The ideal sound frequency for alarms is between 40 to 80 Hz and this has been used for a long time. Now neuro-scientists at University of Geneva (UNIGE) and Geneva University Hospitals (HUG), Switzerland have found the range of sound frequencies that are unpleasant. Alarm sounds, whether artificial (such as a car horn) or natural (human screams) are characterised by repetitive sound fluctuations, which are usually situated in frequencies of between40 and 80 Hz.

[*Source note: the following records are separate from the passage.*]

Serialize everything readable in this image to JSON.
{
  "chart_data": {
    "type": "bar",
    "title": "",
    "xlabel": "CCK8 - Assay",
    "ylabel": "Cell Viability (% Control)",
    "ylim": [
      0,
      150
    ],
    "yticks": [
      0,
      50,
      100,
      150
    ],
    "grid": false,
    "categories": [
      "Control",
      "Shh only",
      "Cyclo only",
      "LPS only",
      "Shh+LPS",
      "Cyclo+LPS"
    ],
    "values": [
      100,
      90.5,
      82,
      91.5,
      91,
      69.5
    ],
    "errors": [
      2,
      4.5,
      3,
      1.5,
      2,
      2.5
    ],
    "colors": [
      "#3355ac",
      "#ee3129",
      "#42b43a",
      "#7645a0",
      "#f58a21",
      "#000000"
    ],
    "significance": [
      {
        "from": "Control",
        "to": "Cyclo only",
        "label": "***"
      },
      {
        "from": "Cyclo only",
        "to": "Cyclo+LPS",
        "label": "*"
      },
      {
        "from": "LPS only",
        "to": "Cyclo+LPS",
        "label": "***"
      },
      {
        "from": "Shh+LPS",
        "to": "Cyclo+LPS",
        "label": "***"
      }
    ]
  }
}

A study was conducted among 16
participants to find out which frequencies were perceived as rough and which
were perceived as smooth. The upper limit of sound roughness was seen at 130
Hz. They were made to hear sounds in the 40 to 250 Hz range. Above that limit, frequencies are heard as forming one continous sound.
Scientists found that frequencies considered intolerable were in the 40 and 80
Hz range. “That’s why alarms use these rapid repetitive frequencies to maximise
the chances that they are detected and gain our attention,” says the
researcher. In fact, when the repetitions are spaced less than about 25
milliseconds apart, the brain cannot anticipate them and therefore suppress
them. It is constantly on alert and attentive to the stimulus. The researchers then attempted
to find out what actually happens in the brain: why are these harsh sounds so
unbearable? “We used an intracranial EEG, which records brain activity inside
the brain itself in response to sounds,” explains Pierre Mégevand, a neurologist
and researcher in the Department of Basic Neurosciences in the UNIGE Faculty of
Medicine and at HUG.
When the sound is perceived as continuous (above 130 Hz), the auditory cortex in the upper temporal lobe is activated. “This is the conventional circuit for hearing,” says Mégevand. But when sounds are perceived as harsh (especially between 40 and 80 Hz), they induce a persistent response that additionally recruits a large number of cortical and sub-cortical regions that are not part of the conventional auditory system. “These sounds solicit the amygdala, hippocampus and insula in particular, all areas related to salience, aversion and pain. This explains why participants experienced them as being un- bearable,” says Arnal, who was surprised to learn that these regions were involved in processing sounds.
This is the first time that sounds between 40 and 80 Hz have been shown to mobilise these neural networks, although the frequencies have been used for a long time in alarm systems. “We now understand at last why the brain can’t ignore these sounds,” says Arnal. “Something particular happens at these frequencies, and there are also many illnesses that show atypical brain responses to sounds at 40 Hz. These include Alzheimer’s, autism and schizophrenia.” The neuroscientists will now investigate the networks stimulated by these frequencies to see whether it could be possible to detect these ill- nesses early by soliciting the circuit activated by the sounds.